Por Alejandro Moreno

El radical Gustavo Santos venía levantando paulatinamente su perfil en los medios de comunicación con la promoción de un libro sobre el futuro del turismo, un área que lo llevó a ser funcionario provincial de los gobernadores peronistas Juan Schiaretti y José Manuel de la Sota, y ministro del presidente Mauricio Macri. Ayer, anunció que asume la titularidad de la Fundación Pensar en Córdoba y que está “dispuesto” a ser candidato a gobernador en el 2023.

“Si es necesario lo haremos”, dijo ayer Santos en la entrevista con Mario Pereyra en Cadena 3, en la cual blanqueó sus aspiraciones políticas para dentro de tres años.
La Fundación Pensar es el think tank del PRO, el laboratorio de donde surgió la mayoría de los funcionarios del macrismo para el gobierno del período 2015-2019. En febrero de este año, poco antes del inicio de la cuarentena, la fundación fue relanzada bajo la tutela de Franco Moccia, amigo de Macri y ex funcionario de Horacio Rodríguez Larreta.

Santos explicó que el objetivo de Pensar es “diseñar proyectos innovadores, tanto en la provincia como a nivel nacional, con gente nueva y valiosa que quiera comprometerse con la vida pública”.

Respecto a si su presidencia en la fundación a nivel provincial significa el paso previo al temprano lanzamiento de su candidatura a gobernador, dijo: “No quiere decir que solo me lance a gobernador, sino que estoy dispuesto. Si es necesario lo haremos, pero tomando lo mejor de los otros y pensando en Córdoba”. Una relativización de sus aspiraciones que no alcanza a disminuir el impacto político de la noticia.

“Yo podría estar en Madrid en una función muy importante”, afirmó, asegurando luego que tuvo una oferta de la Organización Internacional de Turismo. “Pero con todo esto que sucede en el país, y la experiencia en todos los niveles del Estado, quiero devolver un poco de sensatez a Argentina”, aseguró. “Se vienen tiempos muy difíciles”, pronosticó.

Ante la insistencia del periodista por una definición más concreta, sostuvo: “Si fuera necesario, estoy dispuesto a gobernar Córdoba.
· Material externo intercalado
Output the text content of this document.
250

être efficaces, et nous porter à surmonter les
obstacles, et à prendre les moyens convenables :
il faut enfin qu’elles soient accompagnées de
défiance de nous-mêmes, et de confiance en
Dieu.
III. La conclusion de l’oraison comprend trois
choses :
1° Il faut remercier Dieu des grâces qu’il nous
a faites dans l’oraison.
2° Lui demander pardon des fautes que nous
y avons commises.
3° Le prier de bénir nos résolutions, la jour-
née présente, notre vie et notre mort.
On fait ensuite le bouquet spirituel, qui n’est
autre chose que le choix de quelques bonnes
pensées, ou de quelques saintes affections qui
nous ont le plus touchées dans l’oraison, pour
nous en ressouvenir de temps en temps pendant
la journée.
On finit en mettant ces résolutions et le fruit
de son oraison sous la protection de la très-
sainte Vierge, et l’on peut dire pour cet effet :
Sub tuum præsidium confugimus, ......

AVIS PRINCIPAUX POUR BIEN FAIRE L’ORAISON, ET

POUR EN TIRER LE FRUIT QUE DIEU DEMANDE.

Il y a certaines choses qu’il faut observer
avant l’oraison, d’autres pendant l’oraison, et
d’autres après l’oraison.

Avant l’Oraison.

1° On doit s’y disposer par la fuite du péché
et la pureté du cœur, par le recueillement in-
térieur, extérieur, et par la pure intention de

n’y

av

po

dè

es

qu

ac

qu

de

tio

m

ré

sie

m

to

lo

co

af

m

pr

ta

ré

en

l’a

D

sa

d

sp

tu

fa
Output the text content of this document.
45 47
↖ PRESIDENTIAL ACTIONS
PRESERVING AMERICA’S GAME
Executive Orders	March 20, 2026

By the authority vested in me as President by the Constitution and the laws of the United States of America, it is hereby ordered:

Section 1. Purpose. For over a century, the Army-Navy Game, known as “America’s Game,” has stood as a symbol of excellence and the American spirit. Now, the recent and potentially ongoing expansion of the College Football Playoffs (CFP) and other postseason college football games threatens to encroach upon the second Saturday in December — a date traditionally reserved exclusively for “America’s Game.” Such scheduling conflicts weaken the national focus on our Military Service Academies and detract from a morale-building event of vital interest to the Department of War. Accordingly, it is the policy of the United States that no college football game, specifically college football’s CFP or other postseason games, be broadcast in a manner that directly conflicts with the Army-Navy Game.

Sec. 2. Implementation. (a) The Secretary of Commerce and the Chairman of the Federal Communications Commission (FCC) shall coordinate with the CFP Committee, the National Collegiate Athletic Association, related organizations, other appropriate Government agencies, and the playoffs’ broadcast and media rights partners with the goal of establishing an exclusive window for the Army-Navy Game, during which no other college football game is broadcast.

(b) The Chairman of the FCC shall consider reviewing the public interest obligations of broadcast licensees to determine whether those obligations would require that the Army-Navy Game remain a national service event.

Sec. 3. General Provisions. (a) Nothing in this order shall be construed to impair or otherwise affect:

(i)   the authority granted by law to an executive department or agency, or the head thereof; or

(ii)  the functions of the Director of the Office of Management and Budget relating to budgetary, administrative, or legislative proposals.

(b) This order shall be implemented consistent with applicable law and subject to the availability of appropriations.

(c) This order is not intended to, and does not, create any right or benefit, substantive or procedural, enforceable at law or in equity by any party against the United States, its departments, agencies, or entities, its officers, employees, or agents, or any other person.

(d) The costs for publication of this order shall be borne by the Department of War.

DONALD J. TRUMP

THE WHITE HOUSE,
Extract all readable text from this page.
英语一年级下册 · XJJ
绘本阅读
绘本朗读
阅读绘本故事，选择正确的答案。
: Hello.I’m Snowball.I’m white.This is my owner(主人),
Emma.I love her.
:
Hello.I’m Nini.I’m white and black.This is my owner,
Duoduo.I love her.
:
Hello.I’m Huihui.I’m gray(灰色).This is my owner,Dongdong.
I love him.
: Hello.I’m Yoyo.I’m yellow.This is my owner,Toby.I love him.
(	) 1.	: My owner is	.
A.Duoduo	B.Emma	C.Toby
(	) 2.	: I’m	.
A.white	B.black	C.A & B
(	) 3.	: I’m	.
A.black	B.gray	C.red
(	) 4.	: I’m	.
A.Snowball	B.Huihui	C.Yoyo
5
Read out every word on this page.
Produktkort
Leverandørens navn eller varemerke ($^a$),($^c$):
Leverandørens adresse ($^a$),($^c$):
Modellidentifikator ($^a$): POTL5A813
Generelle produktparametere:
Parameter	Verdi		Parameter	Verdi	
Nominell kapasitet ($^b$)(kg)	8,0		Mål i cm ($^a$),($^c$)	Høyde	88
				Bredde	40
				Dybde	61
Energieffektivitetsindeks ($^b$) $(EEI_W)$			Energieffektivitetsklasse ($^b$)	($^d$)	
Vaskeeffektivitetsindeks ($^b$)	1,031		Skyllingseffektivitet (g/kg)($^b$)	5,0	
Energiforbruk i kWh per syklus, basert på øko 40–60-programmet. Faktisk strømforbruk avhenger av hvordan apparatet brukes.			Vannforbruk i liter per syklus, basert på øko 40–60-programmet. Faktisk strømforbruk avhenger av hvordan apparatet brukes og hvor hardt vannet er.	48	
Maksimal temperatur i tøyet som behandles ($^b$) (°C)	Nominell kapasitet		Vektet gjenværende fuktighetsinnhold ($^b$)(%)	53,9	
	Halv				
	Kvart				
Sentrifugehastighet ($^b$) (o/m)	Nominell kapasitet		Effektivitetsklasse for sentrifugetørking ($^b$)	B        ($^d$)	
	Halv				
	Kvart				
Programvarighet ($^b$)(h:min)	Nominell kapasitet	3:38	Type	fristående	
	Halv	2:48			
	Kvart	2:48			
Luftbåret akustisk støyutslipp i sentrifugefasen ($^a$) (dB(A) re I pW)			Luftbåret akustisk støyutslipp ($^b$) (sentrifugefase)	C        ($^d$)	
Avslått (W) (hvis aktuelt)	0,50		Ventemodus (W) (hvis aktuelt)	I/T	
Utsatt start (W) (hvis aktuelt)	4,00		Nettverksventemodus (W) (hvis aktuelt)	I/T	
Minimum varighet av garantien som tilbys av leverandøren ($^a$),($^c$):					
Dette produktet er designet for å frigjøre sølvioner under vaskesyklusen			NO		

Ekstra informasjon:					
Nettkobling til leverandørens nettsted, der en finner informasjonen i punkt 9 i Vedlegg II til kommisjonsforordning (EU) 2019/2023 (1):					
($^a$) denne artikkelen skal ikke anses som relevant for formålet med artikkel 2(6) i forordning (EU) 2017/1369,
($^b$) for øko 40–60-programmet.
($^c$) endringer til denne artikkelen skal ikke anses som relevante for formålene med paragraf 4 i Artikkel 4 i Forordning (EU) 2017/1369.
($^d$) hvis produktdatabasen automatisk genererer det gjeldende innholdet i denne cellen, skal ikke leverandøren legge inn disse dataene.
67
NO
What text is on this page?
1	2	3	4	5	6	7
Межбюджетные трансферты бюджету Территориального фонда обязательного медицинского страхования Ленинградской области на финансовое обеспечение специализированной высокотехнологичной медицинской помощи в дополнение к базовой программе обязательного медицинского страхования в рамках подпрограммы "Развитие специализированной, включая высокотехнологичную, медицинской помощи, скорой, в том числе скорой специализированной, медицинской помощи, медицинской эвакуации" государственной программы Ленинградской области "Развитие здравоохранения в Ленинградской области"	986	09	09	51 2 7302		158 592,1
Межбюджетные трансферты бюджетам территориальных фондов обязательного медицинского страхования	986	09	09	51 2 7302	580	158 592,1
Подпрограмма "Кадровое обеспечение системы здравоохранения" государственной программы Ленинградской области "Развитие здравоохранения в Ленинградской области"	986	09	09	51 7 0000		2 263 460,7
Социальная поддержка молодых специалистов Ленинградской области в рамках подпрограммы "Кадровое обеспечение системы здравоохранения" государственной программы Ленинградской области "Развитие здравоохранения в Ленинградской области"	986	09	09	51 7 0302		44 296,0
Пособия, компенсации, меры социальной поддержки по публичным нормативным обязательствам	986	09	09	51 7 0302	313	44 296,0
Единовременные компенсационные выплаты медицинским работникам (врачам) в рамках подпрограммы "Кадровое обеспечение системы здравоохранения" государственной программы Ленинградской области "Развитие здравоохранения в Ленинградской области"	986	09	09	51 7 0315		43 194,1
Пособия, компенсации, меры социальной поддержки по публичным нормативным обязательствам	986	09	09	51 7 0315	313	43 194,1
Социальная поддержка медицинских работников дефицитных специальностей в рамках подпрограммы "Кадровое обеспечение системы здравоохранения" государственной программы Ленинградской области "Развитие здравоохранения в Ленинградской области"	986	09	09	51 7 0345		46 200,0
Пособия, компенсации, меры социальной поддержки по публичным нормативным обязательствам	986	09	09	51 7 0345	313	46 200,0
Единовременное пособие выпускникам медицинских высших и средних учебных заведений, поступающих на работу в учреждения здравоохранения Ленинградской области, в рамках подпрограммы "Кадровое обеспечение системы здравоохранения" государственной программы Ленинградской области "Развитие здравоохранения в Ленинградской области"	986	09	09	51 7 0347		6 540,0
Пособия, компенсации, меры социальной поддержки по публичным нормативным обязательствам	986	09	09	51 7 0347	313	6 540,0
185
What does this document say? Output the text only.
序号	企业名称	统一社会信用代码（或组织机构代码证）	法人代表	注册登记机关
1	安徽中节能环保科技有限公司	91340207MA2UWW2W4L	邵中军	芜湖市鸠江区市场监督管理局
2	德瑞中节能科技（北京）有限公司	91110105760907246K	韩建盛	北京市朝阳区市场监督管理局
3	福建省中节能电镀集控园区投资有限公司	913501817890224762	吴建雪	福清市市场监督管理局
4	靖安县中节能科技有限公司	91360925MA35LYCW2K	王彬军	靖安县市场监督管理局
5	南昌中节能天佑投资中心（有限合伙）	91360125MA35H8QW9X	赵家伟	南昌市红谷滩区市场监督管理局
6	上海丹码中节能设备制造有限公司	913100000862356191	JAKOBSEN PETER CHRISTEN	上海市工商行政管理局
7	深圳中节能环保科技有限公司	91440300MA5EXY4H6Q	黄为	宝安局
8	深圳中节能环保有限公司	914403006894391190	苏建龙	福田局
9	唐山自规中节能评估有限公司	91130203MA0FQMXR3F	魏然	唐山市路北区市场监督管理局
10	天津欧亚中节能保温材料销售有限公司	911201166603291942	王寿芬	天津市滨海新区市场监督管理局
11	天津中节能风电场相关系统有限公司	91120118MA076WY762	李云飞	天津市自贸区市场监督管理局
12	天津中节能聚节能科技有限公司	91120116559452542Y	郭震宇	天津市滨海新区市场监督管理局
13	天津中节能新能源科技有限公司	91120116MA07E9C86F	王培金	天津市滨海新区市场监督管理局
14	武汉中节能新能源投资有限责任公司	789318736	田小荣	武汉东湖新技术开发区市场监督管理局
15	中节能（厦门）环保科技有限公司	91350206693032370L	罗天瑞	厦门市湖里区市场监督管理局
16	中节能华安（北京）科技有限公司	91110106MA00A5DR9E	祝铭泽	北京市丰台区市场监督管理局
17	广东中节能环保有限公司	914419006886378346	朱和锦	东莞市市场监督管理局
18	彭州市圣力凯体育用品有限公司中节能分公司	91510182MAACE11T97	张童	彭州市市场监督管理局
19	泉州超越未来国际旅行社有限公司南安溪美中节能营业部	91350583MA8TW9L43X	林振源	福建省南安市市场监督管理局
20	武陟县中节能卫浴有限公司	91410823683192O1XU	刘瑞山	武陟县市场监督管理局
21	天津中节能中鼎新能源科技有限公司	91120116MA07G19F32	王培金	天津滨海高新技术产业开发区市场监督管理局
Tengo muchos años de trabajo, amo mi provincia y voy a hacer todo lo posible para ayudar”.

Santos aclaró que sería candidato por la alianza Juntos por el Cambio, que en Córdoba no terminan por formar la Unión Cívica Radical, el PRO, la Coalición Cívica-ARI y el Frente Cívico.

“Ya he hablado con Macri y Rodríguez Larreta. Estamos trabajando juntos y queremos una institución que construya futuro”, agregó.

Además, destacó que mantiene una muy buena relación con el gobernador Schiaretti y calificó al peronismo cordobés de “republicano”, sello diseñado en el Panal y que rechaza la oposición (o sea la alianza que querrá encabezar Santos).

“Creo que todos, incluido el gobernador Juan Schiaretti, debemos pensar en construir una Córdoba mejor, y poner límite a tanta falta de cordura en Argentina”, declaró.

Los otros

Al colocarse tan pronto Santos en la carrera por la gobernación de Córdoba, chocará con las pretensiones de otros que aspiran a la misma candidatura por la alianza Juntos por el Cambio.
En el radicalismo se apuntará, sin dudas, el ex intendente Ramón Mestre, y hasta es posible que el jabonoso Mario Negri, si no tiene juego nacional, pueda intentar una vez más el premio mayor provincial.

Santos ha reclamado una “renovación” en el radicalismo cordobés, lo cual despertó enojos a diestra y siniestra, tanto en negristas como en mestristas que no entienden desde qué campamento habla el ex funcionario peronista y macrista. Incluso, en el Tribunal de Conducta de la UCR hay pedidos de sanciones para Santos.

Desde el Frente Cívico, Luis Juez ya anunció que será candidato a gobernador, y podría romper su acuerdo aliancista si es otro el beneficiado con la postulación. Juez y Santos son viejos enemigos políticos, ya que durante la intendencia de aquel, en el período 2003-2007, el radical fue uno de sus principales críticos.